The Palestinian Authority (PA) based in the West Bank also appears to have rejected a key principle of the Oslo peace paradigm—that of bilateral negotiations under the supervision of the US. Despite a herculean effort by US Secretary of State, John Kerry, to bring the two parties to the negotiating table, in response to the lack of movement towards final status issues and continued settlement expansion (amongst other issues), the Palestinian political elite have withdrawn from negotiations and resumed attempts to ‘internationalise the struggle’ by seeking membership of international organisations such as the United Nations (UN), and signing international treaties such as the Rome Statute, the founding treaty of the International Criminal Court. This change of direction is part of a rethink in the PA and PLO’s strategy rooted in wider discussions and debates.

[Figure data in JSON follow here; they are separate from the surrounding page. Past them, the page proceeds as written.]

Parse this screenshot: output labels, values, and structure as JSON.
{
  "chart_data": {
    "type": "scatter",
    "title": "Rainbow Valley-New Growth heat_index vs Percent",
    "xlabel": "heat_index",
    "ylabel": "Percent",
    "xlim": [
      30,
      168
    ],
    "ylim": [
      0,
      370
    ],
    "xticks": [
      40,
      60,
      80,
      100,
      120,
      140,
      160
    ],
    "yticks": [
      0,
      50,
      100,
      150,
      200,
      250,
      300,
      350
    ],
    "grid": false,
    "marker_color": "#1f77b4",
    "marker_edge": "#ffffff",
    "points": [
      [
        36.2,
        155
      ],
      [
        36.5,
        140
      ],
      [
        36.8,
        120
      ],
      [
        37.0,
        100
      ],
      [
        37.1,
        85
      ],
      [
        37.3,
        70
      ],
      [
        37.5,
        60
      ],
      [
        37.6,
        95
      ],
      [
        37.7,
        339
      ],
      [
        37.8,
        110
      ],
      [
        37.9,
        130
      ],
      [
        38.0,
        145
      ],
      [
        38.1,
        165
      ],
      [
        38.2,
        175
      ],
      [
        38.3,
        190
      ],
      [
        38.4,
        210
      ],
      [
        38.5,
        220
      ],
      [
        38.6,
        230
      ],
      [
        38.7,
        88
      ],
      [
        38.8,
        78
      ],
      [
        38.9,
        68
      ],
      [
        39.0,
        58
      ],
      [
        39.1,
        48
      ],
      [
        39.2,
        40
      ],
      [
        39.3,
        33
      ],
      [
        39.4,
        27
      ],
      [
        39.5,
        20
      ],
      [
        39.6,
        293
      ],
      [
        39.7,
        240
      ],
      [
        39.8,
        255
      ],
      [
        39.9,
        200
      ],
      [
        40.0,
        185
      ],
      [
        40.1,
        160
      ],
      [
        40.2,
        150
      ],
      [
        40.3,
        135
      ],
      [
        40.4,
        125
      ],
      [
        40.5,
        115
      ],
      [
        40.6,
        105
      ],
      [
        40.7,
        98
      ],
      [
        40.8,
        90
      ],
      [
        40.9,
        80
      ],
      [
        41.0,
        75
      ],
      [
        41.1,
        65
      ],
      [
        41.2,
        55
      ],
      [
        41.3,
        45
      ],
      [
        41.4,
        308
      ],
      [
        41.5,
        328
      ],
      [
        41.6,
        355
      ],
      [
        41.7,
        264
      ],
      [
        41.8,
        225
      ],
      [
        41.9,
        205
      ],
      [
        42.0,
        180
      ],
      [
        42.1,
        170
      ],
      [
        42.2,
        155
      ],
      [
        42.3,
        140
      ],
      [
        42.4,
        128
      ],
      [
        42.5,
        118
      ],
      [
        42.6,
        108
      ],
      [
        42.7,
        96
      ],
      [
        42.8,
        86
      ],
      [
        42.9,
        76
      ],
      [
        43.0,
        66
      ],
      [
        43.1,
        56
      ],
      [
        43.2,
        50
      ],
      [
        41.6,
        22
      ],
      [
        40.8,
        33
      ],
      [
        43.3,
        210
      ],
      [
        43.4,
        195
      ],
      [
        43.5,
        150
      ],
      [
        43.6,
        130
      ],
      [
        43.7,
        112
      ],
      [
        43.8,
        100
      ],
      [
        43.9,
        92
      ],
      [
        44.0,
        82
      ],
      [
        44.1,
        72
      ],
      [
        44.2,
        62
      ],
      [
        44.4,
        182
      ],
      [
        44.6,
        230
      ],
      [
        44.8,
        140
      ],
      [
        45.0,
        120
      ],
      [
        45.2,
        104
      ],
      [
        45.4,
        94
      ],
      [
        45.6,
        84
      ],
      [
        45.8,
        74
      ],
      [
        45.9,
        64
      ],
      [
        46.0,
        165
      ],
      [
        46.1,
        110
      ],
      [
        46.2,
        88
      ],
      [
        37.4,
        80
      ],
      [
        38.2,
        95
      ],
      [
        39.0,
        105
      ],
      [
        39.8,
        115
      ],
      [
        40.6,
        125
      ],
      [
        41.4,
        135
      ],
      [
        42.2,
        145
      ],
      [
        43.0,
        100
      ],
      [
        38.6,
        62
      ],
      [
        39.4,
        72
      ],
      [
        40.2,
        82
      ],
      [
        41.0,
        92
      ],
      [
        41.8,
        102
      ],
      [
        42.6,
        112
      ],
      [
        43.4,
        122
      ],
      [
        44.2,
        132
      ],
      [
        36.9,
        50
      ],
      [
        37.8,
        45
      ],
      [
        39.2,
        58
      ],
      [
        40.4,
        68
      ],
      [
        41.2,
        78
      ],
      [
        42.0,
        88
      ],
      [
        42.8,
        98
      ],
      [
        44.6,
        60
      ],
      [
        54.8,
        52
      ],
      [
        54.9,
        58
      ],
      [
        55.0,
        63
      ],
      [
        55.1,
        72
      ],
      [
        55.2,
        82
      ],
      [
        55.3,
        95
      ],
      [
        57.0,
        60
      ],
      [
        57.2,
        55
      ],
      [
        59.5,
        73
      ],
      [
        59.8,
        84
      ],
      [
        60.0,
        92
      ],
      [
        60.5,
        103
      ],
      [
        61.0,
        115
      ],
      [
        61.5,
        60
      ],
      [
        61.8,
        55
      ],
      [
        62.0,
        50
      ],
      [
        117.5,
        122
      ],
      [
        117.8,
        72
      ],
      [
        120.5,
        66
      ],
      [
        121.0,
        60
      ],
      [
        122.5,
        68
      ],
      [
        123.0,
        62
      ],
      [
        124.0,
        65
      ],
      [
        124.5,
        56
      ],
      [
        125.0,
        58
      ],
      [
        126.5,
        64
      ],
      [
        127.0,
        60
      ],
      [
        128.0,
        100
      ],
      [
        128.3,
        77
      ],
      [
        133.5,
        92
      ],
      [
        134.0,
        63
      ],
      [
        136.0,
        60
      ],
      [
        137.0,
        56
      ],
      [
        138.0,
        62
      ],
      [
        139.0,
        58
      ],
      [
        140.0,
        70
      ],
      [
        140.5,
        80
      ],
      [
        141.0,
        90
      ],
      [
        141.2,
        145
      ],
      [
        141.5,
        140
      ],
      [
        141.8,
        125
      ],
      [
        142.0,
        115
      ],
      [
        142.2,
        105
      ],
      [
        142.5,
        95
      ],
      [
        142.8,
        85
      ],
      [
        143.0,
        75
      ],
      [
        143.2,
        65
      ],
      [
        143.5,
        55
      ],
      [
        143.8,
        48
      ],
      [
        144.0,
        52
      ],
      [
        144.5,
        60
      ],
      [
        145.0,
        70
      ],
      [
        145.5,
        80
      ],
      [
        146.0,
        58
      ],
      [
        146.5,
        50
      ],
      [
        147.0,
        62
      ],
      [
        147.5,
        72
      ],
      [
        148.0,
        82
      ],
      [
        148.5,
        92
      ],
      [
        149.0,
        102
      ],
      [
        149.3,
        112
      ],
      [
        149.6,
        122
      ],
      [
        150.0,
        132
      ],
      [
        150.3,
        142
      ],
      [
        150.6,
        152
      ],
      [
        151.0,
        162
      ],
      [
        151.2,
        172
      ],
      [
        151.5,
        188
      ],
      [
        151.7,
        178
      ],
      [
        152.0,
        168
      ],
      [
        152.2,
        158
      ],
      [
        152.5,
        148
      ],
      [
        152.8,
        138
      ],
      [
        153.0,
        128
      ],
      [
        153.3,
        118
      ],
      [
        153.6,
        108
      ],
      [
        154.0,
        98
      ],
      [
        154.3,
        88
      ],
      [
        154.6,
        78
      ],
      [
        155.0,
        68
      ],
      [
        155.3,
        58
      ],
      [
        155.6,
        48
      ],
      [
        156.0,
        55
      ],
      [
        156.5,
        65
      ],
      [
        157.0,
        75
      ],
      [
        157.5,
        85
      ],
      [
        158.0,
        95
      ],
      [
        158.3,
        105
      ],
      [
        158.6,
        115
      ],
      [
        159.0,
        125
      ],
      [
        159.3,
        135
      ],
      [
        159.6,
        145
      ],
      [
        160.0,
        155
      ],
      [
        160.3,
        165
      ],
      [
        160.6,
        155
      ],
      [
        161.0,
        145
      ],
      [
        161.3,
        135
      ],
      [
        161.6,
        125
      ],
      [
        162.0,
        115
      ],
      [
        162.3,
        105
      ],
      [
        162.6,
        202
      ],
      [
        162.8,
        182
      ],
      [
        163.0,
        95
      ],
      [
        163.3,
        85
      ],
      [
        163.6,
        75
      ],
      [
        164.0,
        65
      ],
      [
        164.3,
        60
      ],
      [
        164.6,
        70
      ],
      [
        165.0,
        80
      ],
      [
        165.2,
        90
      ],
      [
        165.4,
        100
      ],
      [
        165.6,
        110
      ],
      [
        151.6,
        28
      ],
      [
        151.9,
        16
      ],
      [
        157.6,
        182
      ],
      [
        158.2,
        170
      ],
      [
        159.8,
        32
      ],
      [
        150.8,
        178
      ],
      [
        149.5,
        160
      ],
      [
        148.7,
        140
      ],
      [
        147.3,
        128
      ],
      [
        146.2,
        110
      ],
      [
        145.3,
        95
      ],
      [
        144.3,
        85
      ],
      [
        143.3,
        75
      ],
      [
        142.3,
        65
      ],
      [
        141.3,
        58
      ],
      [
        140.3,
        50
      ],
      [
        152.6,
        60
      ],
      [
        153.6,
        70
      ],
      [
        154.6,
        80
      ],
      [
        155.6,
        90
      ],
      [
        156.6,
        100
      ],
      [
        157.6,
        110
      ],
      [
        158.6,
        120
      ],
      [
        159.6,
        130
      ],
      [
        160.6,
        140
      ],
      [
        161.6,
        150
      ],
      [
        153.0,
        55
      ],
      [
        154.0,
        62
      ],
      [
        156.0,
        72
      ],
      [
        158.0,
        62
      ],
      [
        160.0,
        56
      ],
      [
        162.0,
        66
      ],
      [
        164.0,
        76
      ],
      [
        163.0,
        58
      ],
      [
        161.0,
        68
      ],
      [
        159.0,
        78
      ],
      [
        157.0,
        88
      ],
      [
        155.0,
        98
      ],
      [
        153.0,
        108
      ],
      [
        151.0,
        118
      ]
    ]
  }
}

The publication of a document by the Palestine Strategy Study Group (PSSG) in August 2008, the production of which involved many members of the Palestinian political elite (and whose recommendations were studiously discussed at the highest levels of the PA and PLO), showed widespread discontent with the bilateral negotiations framework and suggested ways in which Palestinians could ‘regain the initiative’.

[…]

And yet despite these changes in official Palestinian and Israeli political strategies that signal a deepening of the crisis, donors and the ‘international community’ are reluctant to accept the failure of the Oslo peace paradigm. This political myopia has meant the persistence of a framework that is increasingly divorced from the possibility of a just and sustainable peace. It is also acting as an ideological straitjacket by shutting out alternative interpretations. This special issue seeks a way out of this political and intellectual dead end. In pursuit of this, our various contributions undertake what we regard to be two key tasks: first, to critically analyse the perceptions underpinning the Oslo paradigm and the transformations instituted by its implementation; and second, to assess some alternative ways of understanding the situation rooted in new strategies of resistance that have emerged in the context of these transformations in the post-Oslo landscape.

[…]

Taken as a whole, the articles in this special issue aim to ignite conversations on the conflict that are not based within abstracted debates that centre upon the peace process itself—but that begin from within the realities and geographies of both the continually transforming land of Palestine-Israel and the voices, struggles, worldviews and imaginings of the future of the people who presently inhabit it. For it is by highlighting these transformations, and from within these points of beginning, that we believe more hopeful pathways for alternative ways forward can be collectively imagined, articulated, debated and built.